A long time ago, TurboLinux was a cool company with a turbo-charged CEO, Cliff Miller. As I wrote in Rebel Code:
Born in San Francisco, he had lived in Australia for a year as a child, and then went to Japan for two years, where he stayed with a Japanese family and attended a public school. After he moved back to the United States, Miller attended college, and spent a year in Macedonia, then a part of Yugoslavia, to further his studies of the Macedonian language. "I finished my BA when I was nineteen," he explains, "and then a year later got my MA in linguistics as well," and adds with what amounts to something of an understatement, "I tend to be pretty intense, and just get through things as fast as I can."
But that was in another land; Miller moved out, TurboLinux moved on.
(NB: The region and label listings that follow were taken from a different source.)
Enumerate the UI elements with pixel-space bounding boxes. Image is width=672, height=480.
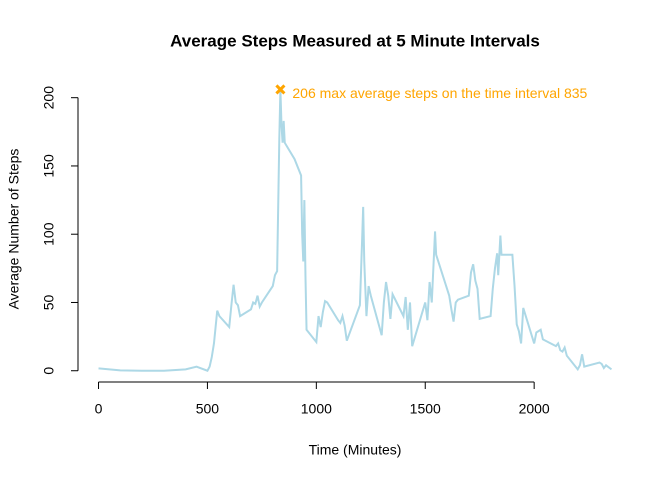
y-tick-label: 0 [41,367,57,375]
max-annotation: 206 max average steps on the time interv… [292,85,587,101]
y-tick-label: 50 [41,294,57,310]
data-line [98,89,613,372]
y-axis-label: Average Number of Steps [6,149,22,310]
x-axis-label: Time (Minutes) [309,442,402,458]
y-tick-label: 200 [41,86,57,110]
x-tick-label: 2000 [519,401,550,417]
chart-title: Average Steps Measured at 5 Minute Inter… [170,31,540,50]
x-tick-label: 1500 [410,401,441,417]
max-marker-stroke [275,84,286,95]
x-tick-label: 1000 [301,401,332,417]
max-marker [275,84,286,95]
y-tick-label: 100 [41,222,57,246]
x-tick-label: 0 [95,401,103,417]
y-tick-label: 150 [41,154,57,178]
x-tick-label: 500 [196,401,220,417]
And now here it is, with a dinky little object that sounds, well, cool:
It's an MP3 player. It's an FM radio. It's video and photo display device. It's an e-book reader. It's a sound recorder. It's a Linux-based personal computer ready for web, email and office usage. Yes, it's Wizpy, the Swiss Army Knife of handheld gadgets announced by Japan's Turbolinux this week.
I particularly liked this feature:
Just plug it into a PC's USB port, restart the host machine and it'll boot up into the open source operating system so you can surf and work and be sure nothing's being recorded on the hard disk.